Was sind die grössten Herausforderungen für den Immobilienmarkt in der Schweiz?
Wohnen an zentralen Lagen wird stark nachgefragt bleiben. An diesen Lagen ist aber Bauland knapp und die innere Verdichtung verläuft schleppend. In einer wachsenden Schweiz werden sich deshalb die Wohnkosten in den grossen Städten und deren Agglomerationen weiterhin verteuern. Die Digitalisierung, Homeoffice und eine alternde Bevölkerung könnten in Zukunft zu veränderten Raumbedürfnissen führen, die nur schwer vorhersehbar sind. Im Bereich der Nachhaltigkeit müssten die positiven Anreize für energetische Sanierungen insbesondere im ländlichen Raum und für private Eigentümer besser sein, damit die CO2-Reduktionsziele im Gebäudesektor erreicht werden können.
Welche Massnahmen im Zusammenhang mit Nachhaltigkeit habt Ihr für den GR Immobilien Schweiz umgesetzt?

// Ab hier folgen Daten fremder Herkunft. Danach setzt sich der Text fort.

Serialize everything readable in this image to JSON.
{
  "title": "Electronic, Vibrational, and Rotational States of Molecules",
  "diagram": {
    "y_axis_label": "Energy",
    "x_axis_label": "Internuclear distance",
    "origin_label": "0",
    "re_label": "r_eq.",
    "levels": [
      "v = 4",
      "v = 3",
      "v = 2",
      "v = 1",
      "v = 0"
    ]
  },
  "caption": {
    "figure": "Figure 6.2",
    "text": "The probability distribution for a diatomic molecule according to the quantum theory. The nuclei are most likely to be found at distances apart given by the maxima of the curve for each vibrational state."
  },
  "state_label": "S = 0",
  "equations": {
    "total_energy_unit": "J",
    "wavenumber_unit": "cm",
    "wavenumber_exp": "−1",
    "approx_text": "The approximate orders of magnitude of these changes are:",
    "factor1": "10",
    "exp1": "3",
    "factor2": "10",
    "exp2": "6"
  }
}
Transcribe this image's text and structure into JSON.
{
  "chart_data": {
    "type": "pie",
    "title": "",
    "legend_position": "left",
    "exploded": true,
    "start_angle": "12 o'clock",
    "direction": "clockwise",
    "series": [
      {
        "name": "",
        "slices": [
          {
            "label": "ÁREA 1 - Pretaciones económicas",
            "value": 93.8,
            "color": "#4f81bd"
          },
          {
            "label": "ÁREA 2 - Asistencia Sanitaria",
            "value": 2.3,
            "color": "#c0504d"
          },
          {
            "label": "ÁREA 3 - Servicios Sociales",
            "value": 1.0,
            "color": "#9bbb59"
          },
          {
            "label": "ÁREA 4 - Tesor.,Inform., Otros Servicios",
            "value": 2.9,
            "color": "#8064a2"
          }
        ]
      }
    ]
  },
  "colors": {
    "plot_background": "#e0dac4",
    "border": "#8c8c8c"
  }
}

Seit unserer Fondslancierung im Frühjahr 2020 haben wir darauf geachtet, Immobilien an zentralen Lagen mit guter Infrastruktur und guter Anbindung an den öffentlichen Verkehr zu kaufen. Unsere 550 Wohnungen sind überwiegend klein geschnitten und gut bezahlbar. Beim grössten Objekt an der Bondelistrasse in Wabern reduzieren wir den CO2-Ausstoss mit einer energetischen Sanierung in den Jahren 2021 bis 2023 markant. Beim zweitgrössten Objekt in Marly haben wir in die erste klimaneutrale Wohnüberbauung im Kanton Freiburg investiert. Bei vielen weiteren Liegenschaften heizen wir aktuell noch mit Gas oder Öl. Als institutioneller Immobilieninvestor verfügen wir über die finanziellen Mittel und das erforderliche Wissen, um in den nächsten Jahren umfassend energetisch zu sanieren.